Anaglyph stereoscopy is enabled changing the value of \r_anaglyphMode variable. There are different values depending from the colors of your glasses. You don't need \vid_restart to change this.
- 0 = disabled (default)
- 1 = red-cyan
- 2 = red-blue
- 3 = red-green
- 4 = cyan-red
- 5 = blue-red
- 6 = green-red
Each frame contains two sligthly different images, with altered colors, and the colored lens will prevent each eye from seeing one of the two main colors, so your brain should "see" two separated images and put them together as a single 3D image. You may try to enable also monochrome rendering with \r_greyscale 1 (default value is 0) to have not problems with items of a single color.
OpenGL stereo rendering, instead, needs shutter glasses, and works only on hardware that supports quad buffers. Each eye will get only half of the frames (each half with a slightly different image), and your brain should put them together in a 3D image. This mode is enabled with \r_stereoEnabled 1 (default value is 0 and requires \vid_restart to be effective).
You can tune the stereo rendering using \r_zProj (default value is 64) (you can find here a good explanation of how the "projection plane" works in stereoscopy) and \r_stereoSeparation (default value is 64) variables. It is advisable to read the more extendend help in the ioquake3 wiki for how to use them.
Using 3D glasses for long times may be tiring for your eyes.
- \cg_leiEnhancement 1 should enable some new particle effects. Default value is 0.
- \cg_oldrail <0 or 1>. With 1, external "spiral" trace is omitted from railgun beam. Default value is 0.

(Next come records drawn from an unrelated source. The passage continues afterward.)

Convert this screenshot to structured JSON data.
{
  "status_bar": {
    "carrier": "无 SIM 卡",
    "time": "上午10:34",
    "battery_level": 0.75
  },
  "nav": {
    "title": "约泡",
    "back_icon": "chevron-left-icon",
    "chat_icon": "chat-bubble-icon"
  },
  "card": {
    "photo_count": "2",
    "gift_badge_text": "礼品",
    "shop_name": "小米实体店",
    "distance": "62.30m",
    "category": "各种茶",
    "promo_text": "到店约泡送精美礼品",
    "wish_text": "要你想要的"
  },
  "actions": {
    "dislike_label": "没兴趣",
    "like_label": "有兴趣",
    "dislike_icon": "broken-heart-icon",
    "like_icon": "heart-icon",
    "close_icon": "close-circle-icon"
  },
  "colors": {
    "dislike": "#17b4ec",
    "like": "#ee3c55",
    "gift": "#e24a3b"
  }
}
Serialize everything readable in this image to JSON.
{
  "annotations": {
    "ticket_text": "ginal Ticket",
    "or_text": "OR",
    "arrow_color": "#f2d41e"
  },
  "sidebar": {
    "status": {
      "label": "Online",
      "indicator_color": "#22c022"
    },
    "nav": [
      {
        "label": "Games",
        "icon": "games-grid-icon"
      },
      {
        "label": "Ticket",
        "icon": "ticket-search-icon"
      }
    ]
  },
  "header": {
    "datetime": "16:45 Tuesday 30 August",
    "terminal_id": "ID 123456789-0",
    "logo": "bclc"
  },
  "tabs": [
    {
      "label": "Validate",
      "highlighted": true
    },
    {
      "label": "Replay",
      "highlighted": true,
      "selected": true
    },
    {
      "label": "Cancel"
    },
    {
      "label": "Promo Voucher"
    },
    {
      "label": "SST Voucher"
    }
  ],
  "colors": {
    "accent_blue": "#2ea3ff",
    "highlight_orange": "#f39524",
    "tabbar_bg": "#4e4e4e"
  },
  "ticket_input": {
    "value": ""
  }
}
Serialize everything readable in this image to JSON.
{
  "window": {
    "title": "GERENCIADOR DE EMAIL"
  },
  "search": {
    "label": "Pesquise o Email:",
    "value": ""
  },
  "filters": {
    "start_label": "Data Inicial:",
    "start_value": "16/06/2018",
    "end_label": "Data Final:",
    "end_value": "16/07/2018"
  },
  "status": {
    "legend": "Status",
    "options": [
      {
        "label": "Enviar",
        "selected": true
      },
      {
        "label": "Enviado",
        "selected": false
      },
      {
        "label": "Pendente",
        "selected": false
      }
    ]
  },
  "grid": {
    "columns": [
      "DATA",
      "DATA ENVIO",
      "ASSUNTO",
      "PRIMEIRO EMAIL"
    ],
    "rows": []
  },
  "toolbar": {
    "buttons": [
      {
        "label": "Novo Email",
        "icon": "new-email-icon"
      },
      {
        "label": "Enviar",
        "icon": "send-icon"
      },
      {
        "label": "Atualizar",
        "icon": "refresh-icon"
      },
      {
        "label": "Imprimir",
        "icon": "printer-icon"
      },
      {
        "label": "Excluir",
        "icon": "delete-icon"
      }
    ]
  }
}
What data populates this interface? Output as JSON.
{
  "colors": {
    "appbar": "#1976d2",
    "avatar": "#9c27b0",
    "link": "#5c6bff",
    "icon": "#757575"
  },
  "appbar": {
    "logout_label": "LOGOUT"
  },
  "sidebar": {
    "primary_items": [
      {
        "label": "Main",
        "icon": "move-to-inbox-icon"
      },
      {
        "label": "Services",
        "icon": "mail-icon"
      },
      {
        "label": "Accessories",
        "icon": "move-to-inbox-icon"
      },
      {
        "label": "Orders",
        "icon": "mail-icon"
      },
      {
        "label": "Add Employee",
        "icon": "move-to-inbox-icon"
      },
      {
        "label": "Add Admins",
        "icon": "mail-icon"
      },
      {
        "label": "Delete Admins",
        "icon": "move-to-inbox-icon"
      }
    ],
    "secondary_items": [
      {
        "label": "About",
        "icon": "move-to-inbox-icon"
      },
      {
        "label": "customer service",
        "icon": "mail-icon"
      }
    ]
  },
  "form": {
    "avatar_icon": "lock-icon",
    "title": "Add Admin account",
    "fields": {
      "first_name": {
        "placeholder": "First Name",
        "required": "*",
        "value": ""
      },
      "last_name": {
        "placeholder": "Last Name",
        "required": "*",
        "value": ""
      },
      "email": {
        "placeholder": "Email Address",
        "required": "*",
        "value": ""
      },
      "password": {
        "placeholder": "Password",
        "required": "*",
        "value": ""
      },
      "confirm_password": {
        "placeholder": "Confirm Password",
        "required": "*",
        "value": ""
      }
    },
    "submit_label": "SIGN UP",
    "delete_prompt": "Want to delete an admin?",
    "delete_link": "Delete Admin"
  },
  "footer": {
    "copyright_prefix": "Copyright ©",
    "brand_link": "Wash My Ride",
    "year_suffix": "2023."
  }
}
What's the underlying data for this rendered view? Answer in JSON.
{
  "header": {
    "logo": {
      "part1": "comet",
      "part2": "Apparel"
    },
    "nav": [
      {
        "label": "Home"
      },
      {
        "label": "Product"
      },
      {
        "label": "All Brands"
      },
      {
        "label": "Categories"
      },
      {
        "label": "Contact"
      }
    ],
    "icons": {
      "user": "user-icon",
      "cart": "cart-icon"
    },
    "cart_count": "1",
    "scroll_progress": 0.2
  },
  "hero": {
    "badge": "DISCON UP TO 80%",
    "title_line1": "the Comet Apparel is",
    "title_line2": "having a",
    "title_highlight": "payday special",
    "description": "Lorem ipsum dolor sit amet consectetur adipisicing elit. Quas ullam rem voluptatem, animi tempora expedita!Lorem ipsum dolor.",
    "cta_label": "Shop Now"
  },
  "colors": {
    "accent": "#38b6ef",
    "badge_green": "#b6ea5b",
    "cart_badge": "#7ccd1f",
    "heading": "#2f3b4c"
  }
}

- \cg_oldplasma <0 or 1>. With 0, plasma balls left additional particle effects behind them (nice at view, but nothing impressive and they could distract from gameplay). Default value is 1.
- \cg_oldrocket <0 or 1>. Default value is 1.
- \cg_truelightning <number>.
- \r_greyscale <0 or 1> allows to view the game in greyscale. Even too much "old style", it is almost useless and may slow down frames-per-second a lot. It then needs \vid_restart. Default value is 0.